Así los hechos, si comparamos el febril trabajo que están llevando a cabo los científicos (para lograr uno o más antivirales y conseguir más de seis vacunas en contra del virus del SARS-CoV-2) con relación al trabajo desplegado durante las pandemias sucedidas en el siglo XX e inicios del XXI, podemos colegir que las soluciones las tenemos a la vuelta de la esquina. La tecnología y los productos tecnológicos están hoy años luz más adelante que hace una década porque, insisto, la huella de los avances científicos ha signado los últimos años.

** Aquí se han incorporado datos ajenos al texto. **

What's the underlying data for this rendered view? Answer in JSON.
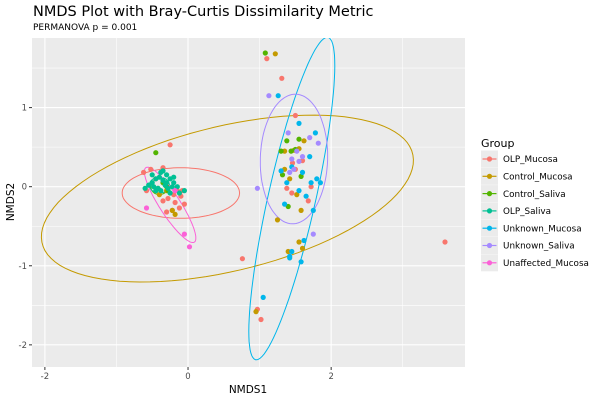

Y mientras los científicos trabajan para nuestro beneficio (hablo como un ser humano que habita esta casa común llamada planeta Tierra), los destinatarios de ese beneficio —ciudadanos del mundo— debemos exigir a quienes nos gobiernan un tipo de liderazgo más acertado, que gestione los tratamientos (antivirales y vacunas) a corto plazo y para todos sin distinción. Esas gestiones deben realizarse desde ya y no se debe esperar a que los productos estén elaborados.
Hasta entonces no bajemos la guardia con relación al distanciamiento físico, el uso correcto de las mascarillas y el lavado de manos. Los riesgos son muy altos, pero las soluciones están a la vuelta de la esquina. En orden a ello, aunque parezca una infantil inocentada (que no lo es): ¡no perdamos la esperanza!